Le directeur général de l’Agence internationale de l’énergie atomique (AIEA), Rafael Grossi, a déclaré mardi qu’il n’était pas en mesure de confirmer si les frappes américaines contre les installations nucléaires iraniennes avaient réellement éliminé tout l’uranium hautement enrichi stocké par Téhéran. « Il est possible qu’il soit encore là », a-t-il affirmé lors d’un point presse à Vienne, où il rencontrait plusieurs responsables autrichiens.
Les frappes menées par les États-Unis au cours du week-end, en réponse à l’escalade militaire entre Israël et l’Iran, visaient trois des principaux sites nucléaires du pays. Bien que le président américain Donald Trump ait assuré que ces frappes avaient « anéanti » le programme nucléaire iranien, Rafael Grossi a exprimé sa prudence. Selon lui, l’étendue exacte des dégâts infligés aux installations reste incertaine et nécessite des inspections approfondies.

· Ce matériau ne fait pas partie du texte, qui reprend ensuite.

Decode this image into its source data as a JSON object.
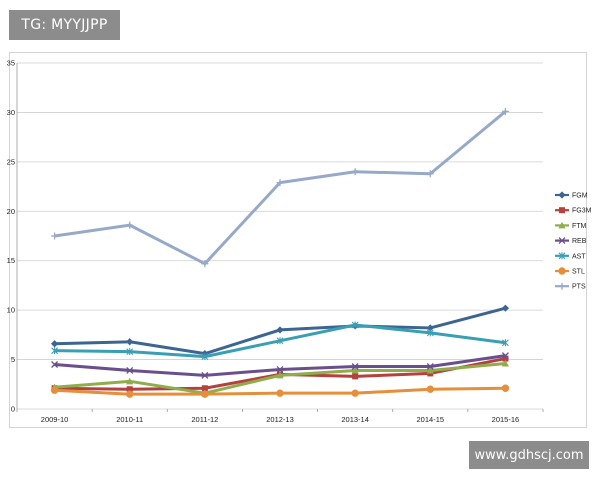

« Nous devons voir de nos propres yeux », a insisté Grossi, rappelant que l’AIEA n’a pas encore obtenu d’accès aux sites ciblés, en raison des tensions persistantes dans la région. Il a également souligné que l’Iran avait cessé de coopérer pleinement avec l’agence depuis plusieurs mois, limitant considérablement la capacité des inspecteurs à surveiller le programme nucléaire.
Le chef de l’AIEA a reconnu que les frappes avaient sans doute désorganisé les opérations techniques sur place, mais a mis en garde contre toute surestimation de leur impact. « Détruire des bâtiments ne signifie pas nécessairement éliminer toute matière nucléaire présente », a-t-il expliqué.
Cette déclaration intervient alors que Washington se prépare à entamer des négociations directes avec Téhéran la semaine prochaine. L’un des principaux objectifs de ces pourparlers sera justement d’obtenir des garanties sur la fin des ambitions nucléaires de l’Iran, selon l’administration Trump.
Les inquiétudes de l’AIEA renforcent ainsi le scepticisme d’une partie de la communauté internationale face à la déclaration prématurée d’une « victoire nucléaire » par les États-Unis. Rafael Grossi a réitéré son appel à une reprise immédiate de la coopération entre l’Iran et l’agence, afin de rétablir une transparence indispensable à la stabilité régionale.